Quotients of the Highwater algebra and its cover

TL;DR

This paper classifies quotients of the Highwater algebra and its cover, completing the understanding of symmetric 2-generated primitive axial algebras of Monster type, and introduces a new algebra with a unique fusion law.

Contribution

It classifies the ideals of the Highwater algebra and its cover, providing explicit bases and a unified approach across all characteristics, revealing new algebraic structures.

Findings

Classified ideals of the Highwater algebra and its cover.

Provided explicit bases for these ideals.
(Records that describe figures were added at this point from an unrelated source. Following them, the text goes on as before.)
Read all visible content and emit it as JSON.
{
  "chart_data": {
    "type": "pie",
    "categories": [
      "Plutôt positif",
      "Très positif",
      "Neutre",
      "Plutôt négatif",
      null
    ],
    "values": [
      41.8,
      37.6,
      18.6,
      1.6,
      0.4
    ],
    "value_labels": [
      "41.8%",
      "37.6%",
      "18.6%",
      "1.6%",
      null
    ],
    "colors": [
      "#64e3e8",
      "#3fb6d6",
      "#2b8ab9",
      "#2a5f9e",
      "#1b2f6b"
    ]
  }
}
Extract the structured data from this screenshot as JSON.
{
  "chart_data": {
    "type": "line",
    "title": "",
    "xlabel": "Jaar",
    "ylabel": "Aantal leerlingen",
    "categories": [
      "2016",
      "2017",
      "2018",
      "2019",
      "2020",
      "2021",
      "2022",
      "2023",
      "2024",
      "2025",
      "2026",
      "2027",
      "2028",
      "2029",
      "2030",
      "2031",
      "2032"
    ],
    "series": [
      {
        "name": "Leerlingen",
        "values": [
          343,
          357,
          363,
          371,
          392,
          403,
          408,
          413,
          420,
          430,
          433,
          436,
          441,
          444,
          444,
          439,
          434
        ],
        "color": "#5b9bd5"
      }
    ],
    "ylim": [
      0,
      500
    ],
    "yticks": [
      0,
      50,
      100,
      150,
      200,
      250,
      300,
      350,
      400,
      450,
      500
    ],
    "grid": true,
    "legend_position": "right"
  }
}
Discovered a new algebra with a unique fusion law.

Abstract

Axial algebras are a class of non-associative algebra with a strong link to finite (especially simple) groups which have recently received much attention. Of primary interest are the axial algebras of Monster type $(\alpha, \beta)$, of which the Griess algebra (with the Monster as its automorphism group) is an important motivating example. In this paper, we complete the classification of the symmetric $2$-generated primitive axial algebras of Monster type $(\alpha, \beta)$. By previous work of Yabe, and Franchi and Mainardis, any such algebra is either explicitly known, or is a quotient of the infinite-dimensional Highwater algebra $\mathcal{H}$, or its characteristic $5$ cover $\hat{\mathcal{H}}$. In this paper, we classify the ideals of $\mathcal{H}$ and $\hat{\mathcal{H}}$ and thus their quotients. Moreover, we give explicit bases for the ideals. In fact, we proceed in a unified way, by defining a cover $\hat{\mathcal{H}}$ of $\mathcal{H}$ in all characteristics and classifying its ideals. Our new algebra $\hat{\mathcal{H}}$ has a previously unseen fusion law and provides an insight into why the Highwater algebra has a cover which is of Monster type only in characteristic $5$.